United States:
Trade War Winner Is Who Loses Least as U.S. Duties Loom
U.S. President Donald Trump’s assertion that trade wars are “good, and easy to win” is fake news if economists are to be believed. The victor in an economic war of attrition will instead be which nation loses least. The first salvos are set to be launched this week as America and China prepare to slap duties on each other, risking a spiral of tit-for-tat tariffs that imperils global growth. “Everybody will lose in absolute terms in a trade war,” said Nicholas Lardy, a China expert at the Peterson Institute for International Economics in Washington. The question is who “will win in relative terms.” Bloomberg Economics reckons the looming U.S. tariffs on $50 billion of Chinese imports and a like-for-like retaliation from Beijing could cost China about 0.2 percentage point of gross domestic product and the U.S. a little less, a manageable amount in both instances. It’s where the dispute goes next that poses a bigger threat.

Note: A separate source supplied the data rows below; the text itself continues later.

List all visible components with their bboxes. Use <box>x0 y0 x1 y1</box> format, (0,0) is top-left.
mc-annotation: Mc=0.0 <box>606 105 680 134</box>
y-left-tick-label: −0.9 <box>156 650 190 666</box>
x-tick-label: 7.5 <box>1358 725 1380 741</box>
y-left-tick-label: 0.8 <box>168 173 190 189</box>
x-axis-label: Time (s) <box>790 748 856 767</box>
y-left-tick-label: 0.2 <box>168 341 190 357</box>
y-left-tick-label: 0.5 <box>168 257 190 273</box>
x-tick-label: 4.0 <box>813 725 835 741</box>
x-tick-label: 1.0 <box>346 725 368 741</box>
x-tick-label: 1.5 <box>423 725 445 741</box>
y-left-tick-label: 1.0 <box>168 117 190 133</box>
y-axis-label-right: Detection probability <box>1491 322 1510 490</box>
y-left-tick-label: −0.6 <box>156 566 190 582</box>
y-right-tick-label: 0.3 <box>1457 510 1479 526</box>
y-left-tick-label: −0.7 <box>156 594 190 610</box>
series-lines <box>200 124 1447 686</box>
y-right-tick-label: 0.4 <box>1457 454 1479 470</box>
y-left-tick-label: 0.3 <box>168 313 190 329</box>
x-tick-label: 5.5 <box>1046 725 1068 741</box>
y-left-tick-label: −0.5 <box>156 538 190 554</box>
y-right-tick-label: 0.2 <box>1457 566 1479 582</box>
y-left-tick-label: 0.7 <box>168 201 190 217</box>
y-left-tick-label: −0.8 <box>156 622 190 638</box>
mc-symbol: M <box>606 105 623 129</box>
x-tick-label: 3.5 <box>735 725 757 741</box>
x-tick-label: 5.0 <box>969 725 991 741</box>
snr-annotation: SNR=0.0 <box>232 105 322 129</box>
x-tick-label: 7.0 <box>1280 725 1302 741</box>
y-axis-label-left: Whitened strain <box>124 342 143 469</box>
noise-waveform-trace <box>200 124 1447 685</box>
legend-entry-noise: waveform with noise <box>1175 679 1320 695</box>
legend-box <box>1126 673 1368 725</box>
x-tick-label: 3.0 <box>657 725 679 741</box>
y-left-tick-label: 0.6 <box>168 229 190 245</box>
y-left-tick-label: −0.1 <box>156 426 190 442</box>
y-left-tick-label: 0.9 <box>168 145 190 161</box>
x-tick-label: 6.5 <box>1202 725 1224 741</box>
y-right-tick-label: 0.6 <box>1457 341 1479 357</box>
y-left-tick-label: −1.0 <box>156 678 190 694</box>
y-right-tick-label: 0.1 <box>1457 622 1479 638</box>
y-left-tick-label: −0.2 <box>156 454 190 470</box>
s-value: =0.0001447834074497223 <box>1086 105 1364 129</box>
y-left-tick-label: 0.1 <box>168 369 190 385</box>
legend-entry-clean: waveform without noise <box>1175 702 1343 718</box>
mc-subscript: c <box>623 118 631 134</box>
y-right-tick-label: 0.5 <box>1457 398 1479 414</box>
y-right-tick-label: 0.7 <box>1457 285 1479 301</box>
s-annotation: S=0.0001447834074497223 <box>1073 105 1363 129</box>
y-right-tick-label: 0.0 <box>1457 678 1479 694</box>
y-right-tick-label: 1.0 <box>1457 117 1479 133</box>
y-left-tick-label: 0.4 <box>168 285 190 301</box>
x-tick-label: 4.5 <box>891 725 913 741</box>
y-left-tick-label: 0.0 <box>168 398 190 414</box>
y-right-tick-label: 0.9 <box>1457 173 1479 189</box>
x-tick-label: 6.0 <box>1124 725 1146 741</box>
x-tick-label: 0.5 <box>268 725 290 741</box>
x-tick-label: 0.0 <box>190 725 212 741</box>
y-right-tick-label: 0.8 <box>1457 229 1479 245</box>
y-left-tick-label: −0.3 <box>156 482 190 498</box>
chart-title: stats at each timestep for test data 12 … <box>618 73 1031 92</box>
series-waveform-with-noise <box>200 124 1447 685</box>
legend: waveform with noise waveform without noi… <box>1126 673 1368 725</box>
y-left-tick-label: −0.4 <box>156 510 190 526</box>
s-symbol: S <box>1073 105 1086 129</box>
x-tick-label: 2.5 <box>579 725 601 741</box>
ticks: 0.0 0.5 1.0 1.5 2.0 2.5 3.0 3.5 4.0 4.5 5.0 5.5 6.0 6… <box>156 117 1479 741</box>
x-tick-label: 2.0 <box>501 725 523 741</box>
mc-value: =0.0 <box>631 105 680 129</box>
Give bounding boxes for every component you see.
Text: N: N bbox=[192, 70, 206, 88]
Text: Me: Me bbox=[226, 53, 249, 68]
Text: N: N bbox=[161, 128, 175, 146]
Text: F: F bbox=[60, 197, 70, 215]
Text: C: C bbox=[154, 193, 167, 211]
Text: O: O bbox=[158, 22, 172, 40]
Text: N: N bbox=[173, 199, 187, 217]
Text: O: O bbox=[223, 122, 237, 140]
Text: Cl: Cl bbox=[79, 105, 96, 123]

The direct cost to the world’s two biggest economies is probably the most straightforward forecast. From a breakdown in the global supply chain to a ratcheting up of military tension over the South China Sea, the collateral damage represents an incalculable unknown. “I’ve got a fairly high anxiety at this point about how this is all going to play out,” former U.S. Treasury Secretary Lawrence Summers told Bloomberg Television in June.
Europe:
Window Dressing Sees European Banks Cut $145 Billion of Trades
Some of Europe’s biggest banks may have found a perfectly legal way to exploit a weakness in one of the finance industry’s most loathed rules. Euro-area and Swiss lenders cut their short-term borrowings by tens of billions of dollars just before the end of each quarter, improving their reported financial health, only to build them up again in the following weeks, according to the Bank for International Settlements. BNP Paribas SA, Credit Agricole SAand Societe Generale SA regularly shrink such trades, U.S. statistics show. Almost a decade after the global financial crisis, lenders in Europe may be taking advantage of a loophole in the implementation of a key reporting requirement that aims to curb the amount of debt banks take on. While U.S. and U.K. banks must use an average figure over the quarter when reporting the measure, known as the leverage ratio, the Europeans only have to report numbers for the end of a quarter, enabling them to apply “window dressing,” according to a BIS report last month. “It allows banks to provide a picture of their own state to the market that is distorted,” said Francesc Rodriguez-Tous, a finance professor at City University in London. “The leverage ratio is precisely there to ensure that banks don’t game the system.”
Middle East:
Saudi Crude Exports Jump in June as OPEC Oil-Cuts Deal Fades
Crude oil exports from Saudi Arabia surged to a 15-month high in June as the kingdom ramped up production and helped to convince OPEC to boost its overall supply. Observed shipments from the world’s largest oil exporter jumped to 7.47 million barrels a day last month, compared with 7.15 million barrels a day in May, according to Bloomberg preliminary calculations from vessel-tracking and ship-fixture data. An increase in monthly shipments to nations including India and South Africa outweighed a dip in flows to some major destinations such as China and Japan. At least 289,000 barrels a day of cargoes that loaded at Saudi ports on the Red Sea and Persian Gulf in June haven’t yet identified specific destinations. Saudi Arabia had been pushing for the Organization of Petroleum Exporting Countries to agree to an output increase at the group’s meeting in Vienna on June 22, amid production declines from other members. OPEC and allies including Russia agreed to scale back their over-compliance with supply cuts, a move that Saudi Energy Minister Khalid Al-Falih indicated would add close to 1 million barrels a day to the market. He said the kingdom had already begun to boost output in anticipation of OPEC’s decision.